While those in the sports and entertainment industry are happy with the news, restaurant and bar owners are demanding answers to why they have been excluded from welcoming more patrons.

Many had already voiced their frustration last month when the province approved the increase in capacity at those settings.

Under Step 3, restaurants and bars are allowed to have indoor and outdoor dining with capacity limits that enable physical distancing.

Celina Blanchard, the owner of Lambretta Pizzeria, told CP24 Friday afternoon that, like sports venues, restaurants are asking customers to provide proof of vaccination before they can dine inside.

"If everyone is vaccinated, and we're allowing people to come into the restaurant with their vaccine proof, then why are we not allowed to open it up to more people? I don't understand that. It seems to be a double standard here," Blanchard said.

"Why are you treating restaurants differently than the sports venues? I just want an answer. I don't understand the reason for this at all."

Restaurants Canada said it is disappointed that the foodservice industry that has suffered the longest closures and tightest restrictions was left out of Friday’s announcement.

“We have borne the expenses of PPE and safety protocols as well as the recent introduction of the vaccine passport system despite historic revenue losses.
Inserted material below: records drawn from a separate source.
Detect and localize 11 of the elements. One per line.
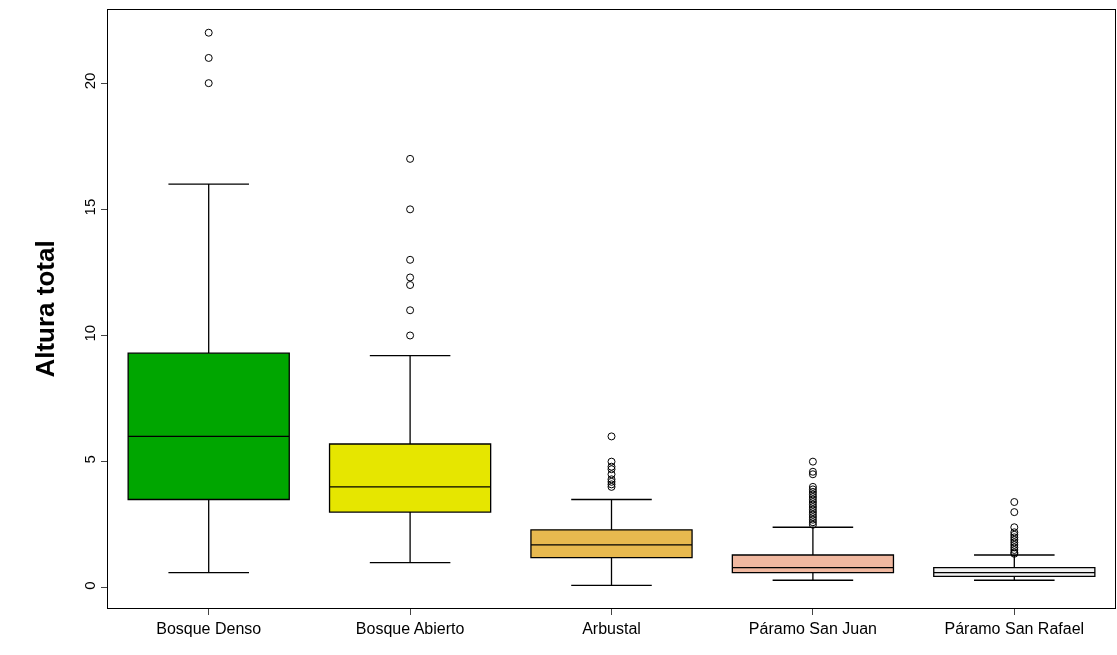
x-tick-label: Arbustal <box>582 620 641 638</box>
y-tick-label: 0 <box>81 581 98 590</box>
y-tick-label: 10 <box>81 324 98 342</box>
y-tick-label: 20 <box>81 72 98 90</box>
y-axis-title: Altura total <box>30 240 61 378</box>
x-tick-label: Páramo San Juan <box>748 620 877 638</box>
x-tick-label: Páramo San Rafael <box>944 620 1085 638</box>
y-tick-label: 5 <box>81 455 98 464</box>
x-tick-label: Bosque Abierto <box>355 620 465 638</box>
y-tick-label: 15 <box>81 198 98 216</box>
x-tick-label: Bosque Denso <box>156 620 262 638</box>
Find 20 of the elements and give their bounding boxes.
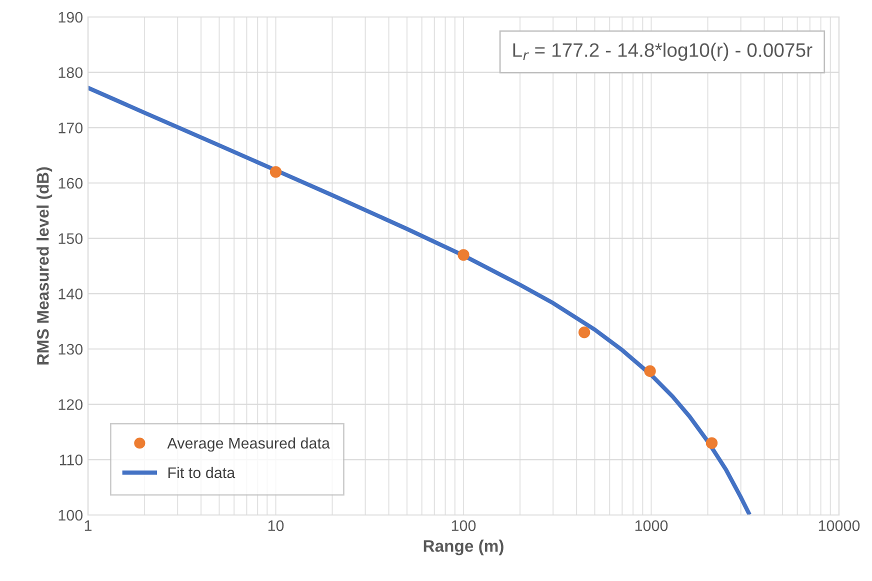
y-tick-label: 190: [58, 12, 83, 23]
y-tick-label: 150: [58, 233, 83, 244]
legend-label: Fit to data: [168, 466, 236, 478]
legend-label: Average Measured data: [167, 437, 330, 452]
y-tick-label: 130: [58, 344, 83, 355]
y-tick-label: 120: [58, 399, 83, 410]
x-tick-label: 10000: [818, 520, 860, 532]
x-tick-label: 1000: [635, 520, 668, 532]
y-tick-label: 170: [58, 122, 83, 134]
x-tick-label: 100: [452, 520, 476, 532]
annotation: L$_{r}$ = 177.2 - 14.8*log10(r) - 0.0075r: [513, 42, 812, 61]
x-tick-label: 1: [84, 520, 92, 531]
y-tick-label: 100: [58, 510, 83, 521]
x-axis-title: Range (m): [424, 540, 504, 556]
x-tick-label: 10: [268, 520, 284, 532]
y-tick-label: 140: [58, 288, 83, 300]
y-tick-label: 160: [58, 178, 83, 189]
y-tick-label: 110: [60, 454, 83, 466]
y-tick-label: 180: [58, 67, 83, 78]
y-axis-title: RMS Measured level (dB): [36, 167, 52, 364]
The industry has done everything asked of us, and yet we continue to be singled out,” Todd Barley, the organization’s president and chief executive officer, said in a statement.

“Restaurants Canada is calling on the government to immediately lift all further restrictions on the industry and provide additional support to recognize the cost of implementing the vaccine passport program.”

Proof of vaccination to be required in weddings, funerals at meeting, event spaces

The Ontario government also announced that proof of vaccination or medical exemption will be required to attend wedding events, funeral services that are being held in a meeting or event space.

The province said a proof of a negative antigen test will no longer be permitted as an alternative in those settings.

It comes into effect on Oct. 13 at 12:01 a.m.